Kellen’s eyes narrowed, glittering with his dislike for her friend Marcella Acosta. “Was she too busy fighting the bowels of Hell to bother to answer her demon hotline tonight?”
Delaney clucked her tongue in his direction, setting her three-legged wonder aside with a loving pat to the head and rising with a stretch of her arms. “I wouldn’t go knocking the only connection I have to all things demonic, were I you, big brother. Marcella’s helped me more times than I can count. Do you have any idea the kind of help she can be when a demon possesses a lost spirit and is preventing me from crossing them? Not only that, but she’s kept hundreds of those very spirits from making a very bad eternal decision. And you know what I always say—one less freaky-deaky demon in the world is one less future possession in the making. Now get off her ass and lighten up. And no, I couldn’t get in touch with her. So lay off already.” With a finger, she pointed down at her blind dog, snapping her fingers so he’d know to follow her. “Punkin, come with Mommy—it’s time for your insulin.”

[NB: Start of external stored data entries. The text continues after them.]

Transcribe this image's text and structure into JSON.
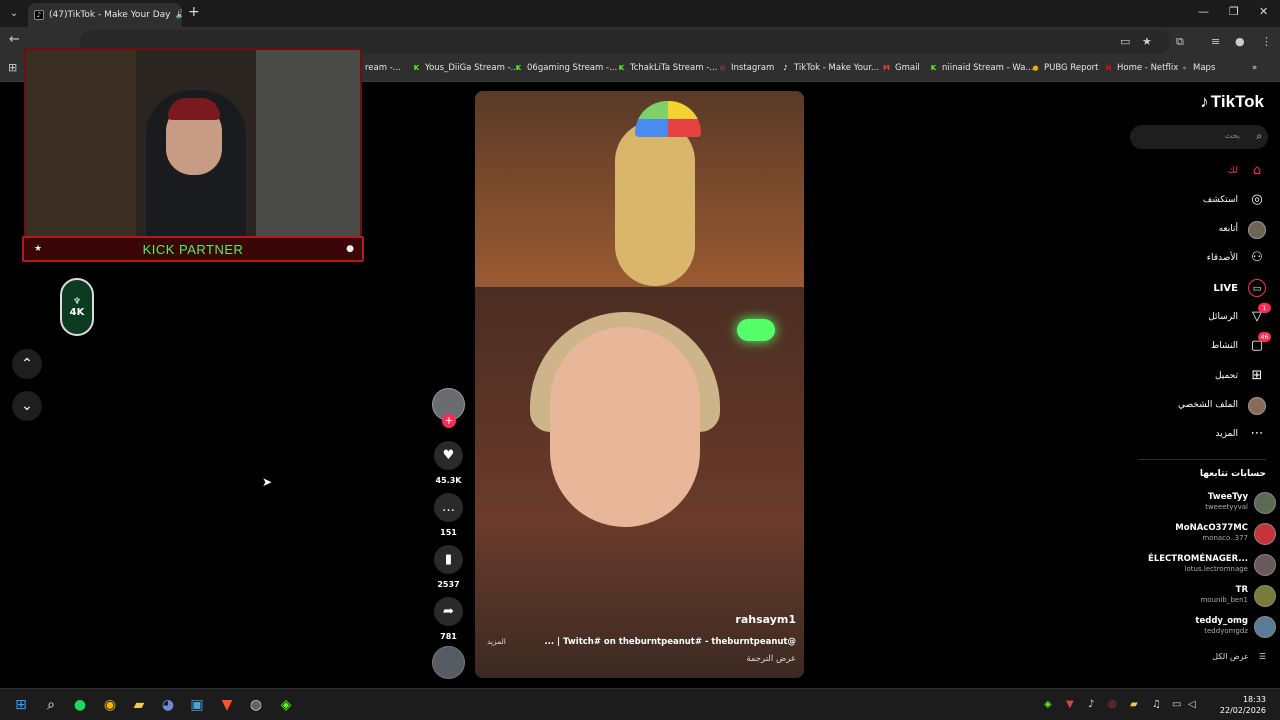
{
  "browser": {
    "tab_title": "(47)TikTok - Make Your Day",
    "tab_close": "✕",
    "new_tab": "+",
    "window_controls": [
      "—",
      "❐",
      "✕"
    ],
    "bookmarks": [
      {
        "label": "ream -...",
        "icon": "kick-icon",
        "color": "#53fc18"
      },
      {
        "label": "Yous_DiiGa Stream -...",
        "icon": "kick-icon",
        "color": "#53fc18"
      },
      {
        "label": "06gaming Stream -...",
        "icon": "kick-icon",
        "color": "#53fc18"
      },
      {
        "label": "TchakLiTa Stream -...",
        "icon": "kick-icon",
        "color": "#53fc18"
      },
      {
        "label": "Instagram",
        "icon": "instagram-icon",
        "color": "#e1306c"
      },
      {
        "label": "TikTok - Make Your...",
        "icon": "tiktok-icon",
        "color": "#ffffff"
      },
      {
        "label": "Gmail",
        "icon": "gmail-icon",
        "color": "#ea4335"
      },
      {
        "label": "niinaid Stream - Wa...",
        "icon": "kick-icon",
        "color": "#53fc18"
      },
      {
        "label": "PUBG Report",
        "icon": "pubg-icon",
        "color": "#f2a900"
      },
      {
        "label": "Home - Netflix",
        "icon": "netflix-icon",
        "color": "#e50914"
      },
      {
        "label": "Maps",
        "icon": "maps-icon",
        "color": "#34a853"
      }
    ]
  },
  "overlay": {
    "kick_label": "KICK PARTNER",
    "badge_text": "4K"
  },
  "video": {
    "author": "rahsaym1",
    "caption": "... | Twitch# on theburntpeanut# - theburntpeanut@",
    "more": "المزيد",
    "translate": "عرض الترجمة"
  },
  "actions": {
    "likes": "45.3K",
    "comments": "151",
    "saves": "2537",
    "shares": "781"
  },
  "sidebar": {
    "logo": "TikTok",
    "search_placeholder": "بحث",
    "nav": [
      {
        "label": "لك",
        "icon": "home-icon"
      },
      {
        "label": "استكشف",
        "icon": "compass-icon"
      },
      {
        "label": "أتابعه",
        "icon": "following-avatar-icon"
      },
      {
        "label": "الأصدقاء",
        "icon": "friends-icon"
      },
      {
        "label": "LIVE",
        "icon": "live-icon"
      },
      {
        "label": "الرسائل",
        "icon": "messages-icon",
        "badge": "1"
      },
      {
        "label": "النشاط",
        "icon": "activity-icon",
        "badge": "46"
      },
      {
        "label": "تحميل",
        "icon": "upload-icon"
      },
      {
        "label": "الملف الشخصي",
        "icon": "profile-avatar-icon"
      },
      {
        "label": "المزيد",
        "icon": "more-icon"
      }
    ],
    "following_title": "حسابات تتابعها",
    "following": [
      {
        "name": "TweeTyy",
        "handle": "tweeetyyval"
      },
      {
        "name": "MoNAcO377MC",
        "handle": "monaco..377"
      },
      {
        "name": "ÉLECTROMÉNAGER...",
        "handle": "lotus.lectromnage"
      },
      {
        "name": "TR",
        "handle": "mounib_ben1"
      },
      {
        "name": "teddy_omg",
        "handle": "teddyomgdz"
      }
    ],
    "see_all": "عرض الكل"
  },
  "taskbar": {
    "time": "18:33",
    "date": "22/02/2026"
  }
}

She trotted off to the kitchen, breathing a sigh of relief that Kellen had agreed to stay. His beef with Marcella was valid on some levels. She was a demon. But she was a demon who’d made a very bad decision based on foolish emotion versus practicality.
Shit happened.
Marcella had spent a butt-assed long time trying to make it right on this plane. Not that it would ever do her any good. She’d turned her nose up at the Big Kahuna. Major bad juju. That wasn’t something you could ever take back, but take it back she tried each time she helped Delaney convince someone that the demon who had showed up at a crossing—as some occasionally did—and was offering them riches beyond compare and a sea of tanned, toned, naked twenty-year-olds as far as the eye could see, was all just bullshit. You might see tanned, toned twenty-year-olds, but they’d have scales, or snakes writhing on their heads.

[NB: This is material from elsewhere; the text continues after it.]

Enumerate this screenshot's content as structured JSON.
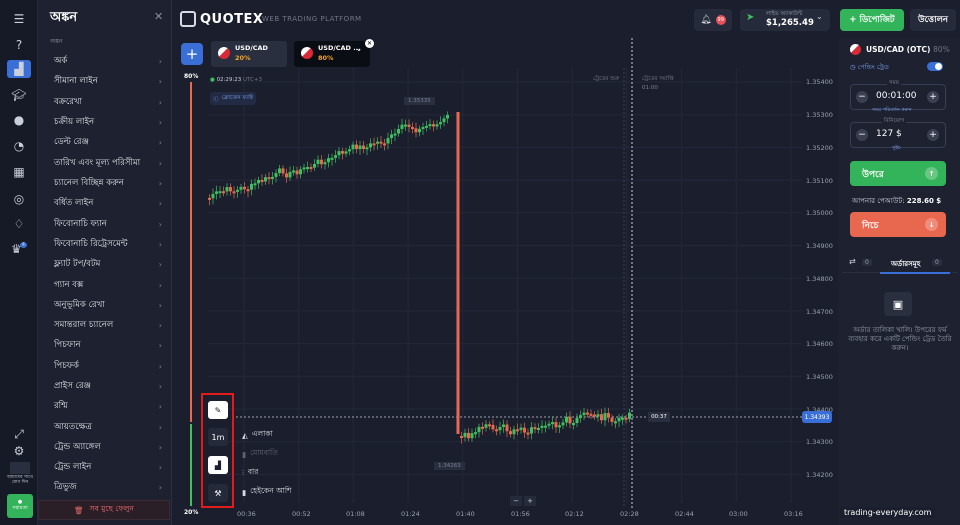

No one knew that better than Marcella, and Delaney was grateful for her—even if Kellen thought she was a turbo bitch with an agenda that still remained unapparent to Delaney after ten years of friendship.
She’d be bitchy, too, if what Marcella said about what her demon form really looked like was true. Scales and horns and the like were so far from Marcella’s gorgeous human form. That alone was a good reason to be pissed off.
In Delaney’s opinion, Marcella’d been ripped off, and now she had no hope of redemption. Choosing sides when you left this Earth, and having no guidance from someone like Delaney—especially if you waffled at the wrong moment—was a scary prop.
Yanking open her fridge once more, she dug out the insulin, reaching into the drawer beside it to find the packaged needles she kept there for dog number one. She filled the syringe as Kellen’s chestnut-colored head peeked around the door frame of her kitchen and her pack tore around the corner, screeching to a halt at her feet. Positioning her diabetic pooch in her arms, Delaney injected his meds with a swift, practiced hand.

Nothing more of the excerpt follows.